= Great Break (Soviet Union) =

1928–29 change in Soviet economic policy under Stalin

The Great Break (Великий перелом), also called the Great Turn, was the radical change in the economic policy of the USSR from 1928 to 1929, primarily consisting of the process by which the New Economic Policy (NEP) of 1921 was abandoned in favor of the acceleration of collectivization and industrialization and also a cultural revolution. The term came from the title of Joseph Stalin's article "Year of the Great Turn: Toward the 12th Anniversary of October" («Год великого перелома: к XII годовщине Октября») published on 7 November 1929, the 12th anniversary of the October Revolution. David R. Marples argues that the era of the Great Break lasted until 1934.

One of the factors that directly contributed to the Great Break was the war scare of 1926–27. Because Stalin and other senior leaders believed in the imminent threat of a Western invasion (particularly from the British Empire and Poland), they decided that the gradualism of the NEP years had to be replaced by a fast-paced policy, aiming to transform the country into an industrial powerhouse with a strong military.

== Collectivization ==
Up to 1928, Stalin supported the New Economic Policy instituted under Lenin. The NEP had brought some market reforms to the Soviet economy, including allowing peasants to sell surplus grain on the domestic and international market. However, in 1928 Stalin changed his position and opposed continuation of the NEP. Part of the reason for his change was that the peasants in the years before 1928 started hoarding grain in response to low domestic and international prices for their produce.

Stalin implemented agricultural collectivization, which would end private ownership of land. The state would take land from its previous owners and place it either under collective ownership of peasants (kolkhoz) or under state ownership (sovkhoz). The idea behind collectivization was that large estates tend to yield more agricultural output.
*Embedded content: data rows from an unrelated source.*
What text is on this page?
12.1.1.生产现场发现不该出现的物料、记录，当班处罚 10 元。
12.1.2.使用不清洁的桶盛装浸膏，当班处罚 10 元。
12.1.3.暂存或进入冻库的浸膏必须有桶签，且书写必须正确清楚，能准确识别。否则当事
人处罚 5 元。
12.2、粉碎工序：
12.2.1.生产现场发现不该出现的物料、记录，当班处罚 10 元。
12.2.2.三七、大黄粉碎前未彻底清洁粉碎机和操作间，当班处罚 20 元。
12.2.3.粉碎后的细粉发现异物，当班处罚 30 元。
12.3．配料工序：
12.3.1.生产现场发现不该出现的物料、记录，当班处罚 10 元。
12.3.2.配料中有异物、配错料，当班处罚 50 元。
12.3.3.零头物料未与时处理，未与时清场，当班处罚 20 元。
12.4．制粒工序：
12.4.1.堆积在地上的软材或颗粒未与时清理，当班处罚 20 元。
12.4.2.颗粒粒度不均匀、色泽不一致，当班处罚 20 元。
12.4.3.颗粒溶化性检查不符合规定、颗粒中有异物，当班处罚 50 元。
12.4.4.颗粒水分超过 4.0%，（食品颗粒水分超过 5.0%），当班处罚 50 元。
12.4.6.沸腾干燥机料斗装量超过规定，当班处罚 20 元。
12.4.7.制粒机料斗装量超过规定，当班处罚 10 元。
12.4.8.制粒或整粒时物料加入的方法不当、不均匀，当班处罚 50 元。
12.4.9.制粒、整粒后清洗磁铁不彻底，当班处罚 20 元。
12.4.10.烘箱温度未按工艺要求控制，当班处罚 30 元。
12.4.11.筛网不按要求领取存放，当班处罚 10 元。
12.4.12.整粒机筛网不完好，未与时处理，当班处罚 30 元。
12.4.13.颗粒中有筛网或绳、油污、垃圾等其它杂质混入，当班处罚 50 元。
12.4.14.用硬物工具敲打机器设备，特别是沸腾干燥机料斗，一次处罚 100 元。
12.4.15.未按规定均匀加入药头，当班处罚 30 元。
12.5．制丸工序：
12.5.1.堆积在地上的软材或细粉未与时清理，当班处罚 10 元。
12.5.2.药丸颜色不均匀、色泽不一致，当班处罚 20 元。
Also, owners of a large farm tended to be better able to afford machinery such as tractors and threshers than owners of small plots of land, and these technological implements would increase worker productivity. A side effect would be freeing up peasants to move to the cities and construction sites to aid the industrialization process. Before collectivization, the owners of large farms tended to be wealthy peasants (kulaks) but the Bolsheviks regarded the kulaks as capitalist exploiters, and wished to redistribute the surplus land to the poorer peasants. The only way to have large farms without kulak owners was to form collective farms.

The Soviet state needed increased agricultural output to feed the workers in the cities and construction sites. The end of the NEP meant that peasants would no longer be able to sell grain to the state. Thus, the state would have to requisition surplus grain.

Collectivization met with little success before 1934 in terms of agricultural output. The Soviet state was slow to provide the necessary tractors and other machinery to the collective farms and this delay caused a reduction in agricultural output. Peasants also resisted the collectivization process by slaughtering their livestock and hiding harvested grain in protest, reducing output even more. On top of these two conditions, the state was requisitioning more grain than the quantity produced. These three factors coupled with a severe drought and a slow response from the soviet administration led to a famine in parts of the countryside in 1932–33 including Kazakhstan, Ukraine and southern Russia. The famine and drought were so severe in the region that it also affected other countries such as Romania. In Ukraine, at least four million peasants died. In Kazakhstan, during the Kazakh famine of 1930–1933 over estimated 1.5-2.3 million out of about 4 million Kazakh population died. In addition 660,000 to 1 million Kazakhs fled to China.

== Industrialization ==
While collectivization did not meet with much success, industrialization during the Great Break did. Stalin announced his first Five-Year Plan for industrialization in 1928. The goals of his plan were unrealistic – for example, he wished to increase worker productivity by 110 percent. Yet even though the country was not able to meet these overambitious goals, it still did considerably increase the industrial output.

Industrialization involved expanding the numbers of factories and construction projects such as dams, railways, and canals. Examples of well-publicized construction projects at the time are the completion in June 1930 of a huge tractor factory in Stalingrad and the Dnieper Hydroelectric Station.

The increased number of projects meant an increased demand for workers, and as a result the Soviet state did not experience any unemployment during the Great Break.